Intubation is attempted by optimal direct laryngoscopy and this has 5 components;
- optimal head and neck positioning
- optimal muscle relaxation
- optimal laryngoscope blade
- optimal external laryngeal manipulation
- optimal use of the bougie
A number of intubation attempts may be undertaken - to change the blade (long, straight McCoy etc), to use the bougie or to apply optimal external laryngeal manipulation. After 3-4 attempts at intubation, it is likely that the practitioner is repeating fruitless attempts and no further attempts should be made.
Correct positioning of the tube in the trachea (rather than oesophagus) should always be verified after intubation preferably by two out of the 3 best techniques of visual confirmation of the tube passing through the glottic aperture, six consecutive normal capnograph traces and inflation of the oesophageal detector device. No anaesthetist in the UK is ever expected to anaesthetise without using a
It is a deliberate act to stop attempts at direct laryngoscopy, announcing to your assistant 'Failed direct laryngoscopy'. This stops you having yet another attempt and alerts your assistant that you will be going on to Plan B. Start facemask ventilation and ask for a laryngeal mask. Ask for assistance. Go to plan B.

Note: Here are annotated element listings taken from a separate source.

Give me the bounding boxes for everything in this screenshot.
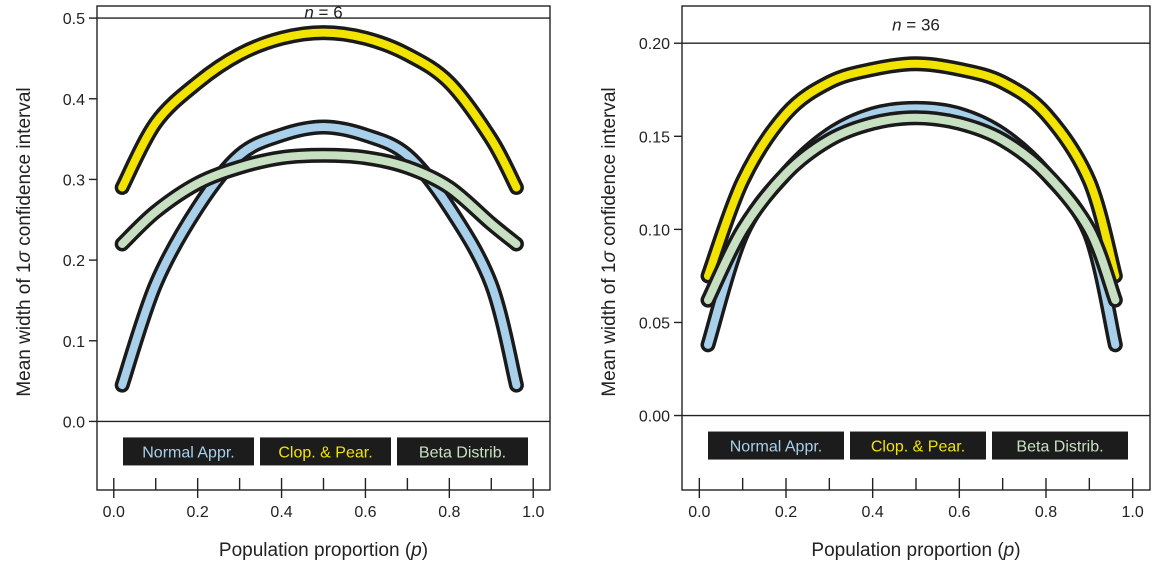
plot-frame bbox=[681, 5, 1151, 491]
title-n-value: 36 bbox=[921, 16, 940, 35]
y-axis-label-symbol: σ bbox=[599, 250, 620, 263]
y-axis-label: Mean width of 1σ confidence interval bbox=[14, 87, 35, 396]
y-axis-label-symbol: σ bbox=[14, 250, 35, 263]
series-outline bbox=[114, 119, 524, 393]
y-tick-label-1: 0.05 bbox=[639, 315, 670, 332]
series-line bbox=[118, 28, 521, 192]
series-line bbox=[118, 151, 521, 248]
x-axis-label-open: ( bbox=[992, 540, 1004, 561]
series-line bbox=[704, 59, 1120, 280]
legend-box-3 bbox=[992, 431, 1128, 460]
y-axis-label-pre: Mean width of 1 bbox=[599, 263, 620, 397]
y-tick-label-1: 0.1 bbox=[63, 334, 85, 351]
x-axis-label: Population proportion (p) bbox=[811, 540, 1020, 561]
x-tick-label-1: 0.2 bbox=[775, 504, 797, 521]
legend-label-2: Clop. & Pear. bbox=[871, 439, 965, 456]
y-tick-label-4: 0.4 bbox=[63, 92, 85, 109]
y-tick-label-0: 0.0 bbox=[63, 414, 85, 431]
legend-label-3: Beta Distrib. bbox=[1016, 439, 1103, 456]
x-tick-label-4: 0.8 bbox=[438, 504, 460, 521]
x-tick-label-5: 1.0 bbox=[1122, 504, 1144, 521]
x-tick-label-3: 0.6 bbox=[948, 504, 970, 521]
y-axis-label: Mean width of 1σ confidence interval bbox=[599, 87, 620, 396]
title-n-symbol: n bbox=[304, 3, 313, 22]
panel-title: n = 6 bbox=[304, 3, 342, 22]
y-tick-label-0: 0.00 bbox=[639, 409, 670, 426]
legend-box-2 bbox=[260, 437, 391, 466]
y-tick-label-5: 0.5 bbox=[63, 11, 85, 28]
series-2 bbox=[114, 25, 524, 195]
legend: Normal Appr. Clop. & Pear. Beta Distrib. bbox=[123, 437, 528, 466]
y-tick-label-2: 0.10 bbox=[639, 222, 670, 239]
series-outline bbox=[700, 56, 1123, 284]
x-axis-label: Population proportion (p) bbox=[219, 540, 428, 561]
legend-box-2 bbox=[850, 431, 986, 460]
x-tick-label-0: 0.0 bbox=[688, 504, 710, 521]
x-axis-label-symbol: p bbox=[410, 540, 422, 561]
y-axis-label-post: confidence interval bbox=[14, 87, 35, 251]
y-tick-label-3: 0.15 bbox=[639, 129, 670, 146]
legend-box-3 bbox=[397, 437, 528, 466]
x-tick-label-3: 0.6 bbox=[354, 504, 376, 521]
x-axis-label-text: Population proportion bbox=[811, 540, 992, 561]
legend: Normal Appr. Clop. & Pear. Beta Distrib. bbox=[708, 431, 1128, 460]
x-axis-label-open: ( bbox=[400, 540, 412, 561]
x-axis-label-text: Population proportion bbox=[219, 540, 400, 561]
x-axis-label-close: ) bbox=[1014, 540, 1020, 561]
legend-label-1: Normal Appr. bbox=[730, 439, 822, 456]
x-axis-label-close: ) bbox=[422, 540, 428, 561]
series-line bbox=[704, 113, 1120, 305]
y-tick-label-3: 0.3 bbox=[63, 172, 85, 189]
x-tick-label-4: 0.8 bbox=[1035, 504, 1057, 521]
title-equals: = bbox=[314, 3, 333, 22]
series-outline bbox=[114, 25, 524, 195]
x-axis-label-symbol: p bbox=[1003, 540, 1015, 561]
series-line bbox=[118, 123, 521, 390]
y-tick-label-4: 0.20 bbox=[639, 36, 670, 53]
series-3 bbox=[114, 147, 524, 252]
series-1 bbox=[114, 119, 524, 393]
legend-label-1: Normal Appr. bbox=[142, 444, 234, 461]
x-tick-label-5: 1.0 bbox=[522, 504, 544, 521]
series-2 bbox=[700, 56, 1123, 284]
legend-label-2: Clop. & Pear. bbox=[278, 444, 372, 461]
title-n-value: 6 bbox=[333, 3, 342, 22]
legend-box-1 bbox=[708, 431, 844, 460]
legend-box-1 bbox=[123, 437, 254, 466]
chart-panel-2: n = 36 0.00 0.05 0.10 0.15 0.20 0.0 0.2 0.4 0.6 0.… bbox=[599, 5, 1151, 561]
chart-panel-1: n = 6 0.0 0.1 0.2 0.3 0.4 0.5 0.0 0.2 0.4 0.6 0.8 1.… bbox=[14, 3, 551, 561]
y-axis-label-pre: Mean width of 1 bbox=[14, 263, 35, 397]
title-equals: = bbox=[902, 16, 921, 35]
series-3 bbox=[700, 110, 1123, 308]
y-axis-label-post: confidence interval bbox=[599, 87, 620, 251]
legend-label-3: Beta Distrib. bbox=[419, 444, 506, 461]
x-tick-label-2: 0.4 bbox=[862, 504, 884, 521]
y-tick-label-2: 0.2 bbox=[63, 253, 85, 270]
x-tick-label-1: 0.2 bbox=[187, 504, 209, 521]
panel-title: n = 36 bbox=[892, 16, 940, 35]
x-tick-label-2: 0.4 bbox=[270, 504, 292, 521]
x-tick-label-0: 0.0 bbox=[103, 504, 125, 521]
title-n-symbol: n bbox=[892, 16, 901, 35]
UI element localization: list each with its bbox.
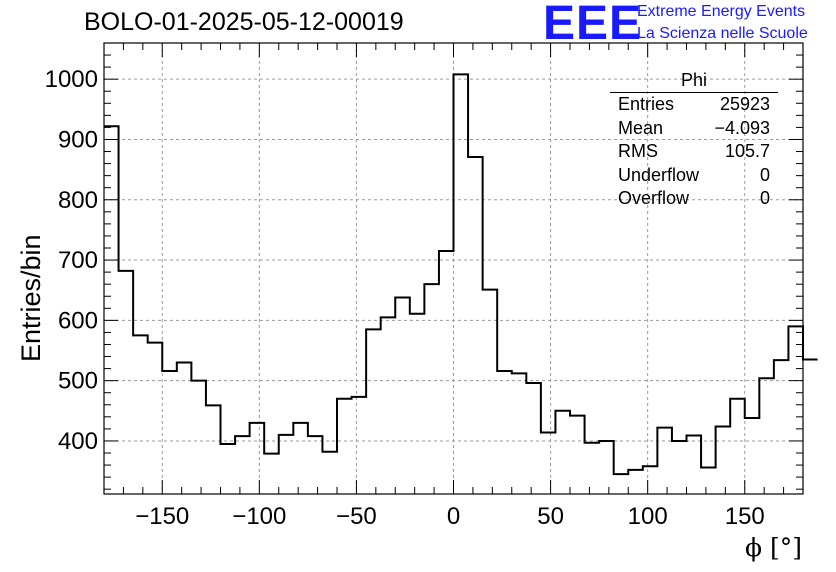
histogram-bin: [104, 126, 119, 494]
histogram-bin: [381, 317, 396, 494]
histogram-bin: [701, 467, 716, 494]
histogram-bin: [541, 433, 556, 495]
histogram-bin: [759, 378, 774, 494]
logo-line-2: La Scienza nelle Scuole: [637, 25, 808, 42]
stats-label: Overflow: [618, 188, 690, 208]
histogram-bin: [497, 371, 512, 494]
histogram-bin: [119, 271, 134, 494]
histogram-bin: [585, 443, 600, 494]
stats-value: 105.7: [724, 141, 770, 161]
histogram-bin: [745, 418, 760, 494]
x-tick-label: 150: [725, 503, 765, 530]
stats-row-underflow: Underflow 0: [610, 164, 778, 188]
stats-value: −4.093: [714, 117, 770, 138]
histogram-bin: [177, 363, 192, 494]
histogram-bin: [716, 426, 731, 494]
histogram-bin: [191, 381, 206, 494]
y-tick-label: 700: [58, 247, 98, 274]
y-tick-label: 1000: [45, 66, 98, 93]
histogram-bin: [672, 441, 687, 494]
histogram-bin: [512, 373, 527, 494]
y-axis-label: Entries/bin: [16, 234, 46, 362]
histogram-bin: [483, 290, 498, 494]
histogram-bin: [293, 423, 308, 494]
histogram-bin: [162, 371, 177, 494]
histogram-bin: [687, 436, 702, 494]
histogram-bin: [788, 326, 803, 494]
histogram-bin: [250, 423, 265, 494]
x-axis-label: ϕ [°]: [745, 533, 802, 562]
y-tick-label: 400: [58, 428, 98, 455]
stats-value: 0: [759, 188, 770, 208]
x-tick-label: −150: [135, 503, 189, 530]
y-tick-label: 500: [58, 368, 98, 395]
stats-row-mean: Mean −4.093: [610, 117, 778, 141]
histogram-bin: [322, 452, 337, 494]
histogram-bin: [643, 466, 658, 494]
histogram-bin: [454, 74, 469, 494]
histogram-bin: [235, 436, 250, 494]
logo-line-1: Extreme Energy Events: [637, 3, 806, 20]
x-tick-label: −100: [232, 503, 286, 530]
histogram-bin: [148, 343, 163, 494]
histogram-bin: [424, 284, 439, 494]
histogram-bin: [337, 399, 352, 494]
stats-label: Mean: [618, 117, 664, 138]
histogram-bin: [614, 474, 629, 494]
stats-label: Underflow: [618, 164, 700, 185]
y-tick-label: 800: [58, 187, 98, 214]
x-tick-label: −50: [336, 503, 377, 530]
histogram-bin: [526, 383, 541, 494]
y-tick-label: 900: [58, 126, 98, 153]
stats-row-rms: RMS 105.7: [610, 140, 778, 164]
histogram-bin: [730, 399, 745, 494]
histogram-bin: [468, 157, 483, 494]
stats-title: Phi: [610, 70, 778, 93]
histogram-bin: [803, 360, 818, 494]
histogram-bin: [555, 411, 570, 494]
stats-label: Entries: [618, 94, 675, 114]
histogram-bin: [570, 416, 585, 494]
histogram-bin: [395, 297, 410, 494]
histogram-bin: [774, 360, 789, 494]
histogram-bin: [439, 251, 454, 494]
histogram-bin: [279, 435, 294, 494]
histogram-line: [104, 73, 818, 476]
histogram-bin: [133, 335, 148, 494]
stats-row-entries: Entries 25923: [610, 93, 778, 117]
histogram-bin: [599, 441, 614, 494]
stats-value: 0: [759, 164, 770, 185]
histogram-bin: [628, 470, 643, 494]
stats-label: RMS: [618, 141, 658, 161]
histogram-bin: [221, 444, 236, 494]
chart-title: BOLO-01-2025-05-12-00019: [84, 8, 404, 36]
x-tick-label: 0: [447, 503, 460, 530]
histogram-bin: [657, 428, 672, 494]
stats-box: Phi Entries 25923 Mean −4.093 RMS 105.7 …: [610, 70, 778, 211]
histogram-bin: [410, 314, 425, 494]
histogram-bin: [308, 436, 323, 494]
stats-row-overflow: Overflow 0: [610, 187, 778, 211]
stats-value: 25923: [719, 94, 770, 114]
y-tick-label: 600: [58, 307, 98, 334]
histogram-bin: [264, 454, 279, 494]
eee-logo-mark: EEE: [543, 0, 643, 50]
histogram-bin: [352, 397, 367, 494]
histogram-bin: [366, 329, 381, 494]
x-tick-label: 100: [628, 503, 668, 530]
x-tick-label: 50: [537, 503, 564, 530]
histogram-bin: [206, 405, 221, 494]
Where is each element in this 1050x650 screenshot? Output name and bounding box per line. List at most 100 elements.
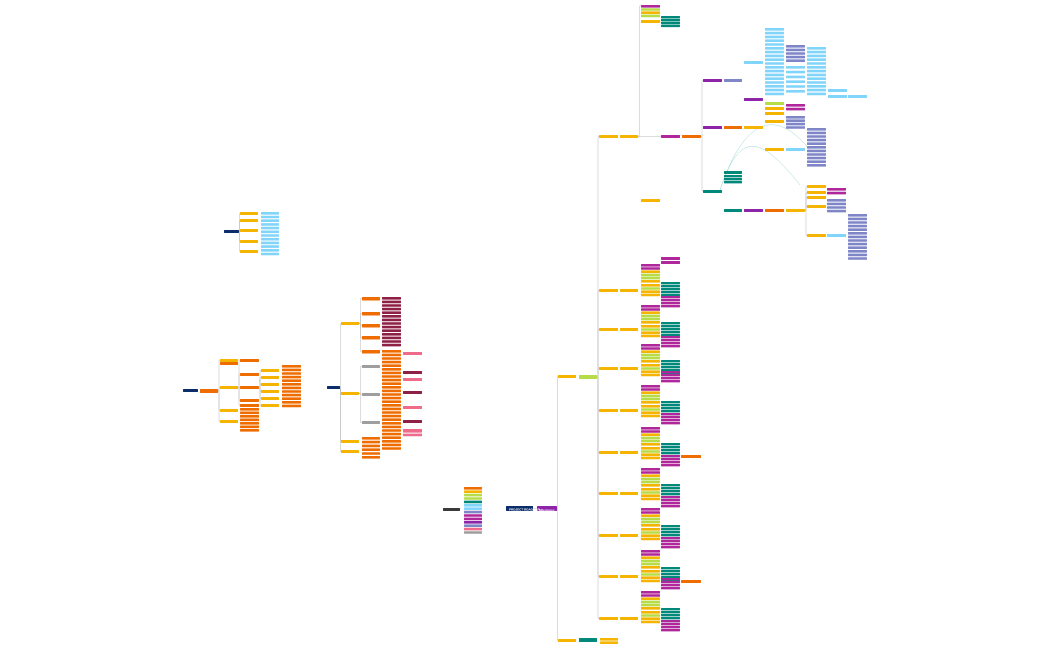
node[interactable]	[641, 199, 660, 202]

Plan B is initiated by ventilation of the patient initially by facemask and then by laryngeal mask. The laryngeal mask is particularly important and is the link between Plan A and Plan B. The priority is oxygenation and stabilising the patient - not intubation.
If ventilation is not possible by facemask or laryngeal mask go to PLAN C.
The importance of the laryngeal mask is that it generally allows;
- good ventilation
- attachment to the breathing system
- attachment of monitoring to display end-tidal volatile agent, oxygen and carbon dioxide levels
- provides a route for intubation
Both the classic and intubating laryngeal masks are suitable, although initially the classic will be available in all places and will be most familiar.
Whilst plan B involves the alternative method of intubation, it starts by addressing 5 important checks;
- check that the patient is oxygenated
- check that the patient is anaesthetised
- check that the patient is properly paralysed
- check that the cardiovascular sytem is stable
- check that the CO2 is at a reasonable level.
Once the patient has been stabilised and oxygenated, the secondary intubation attempt is attempted. This is intubation through the ILMA or classic LM. DAS recognises that blind intubation through the ILMA has a high success rate, but promotes a visual fibreoptic technique through the ILMA or classic LM (according to preference of the anaesthetist).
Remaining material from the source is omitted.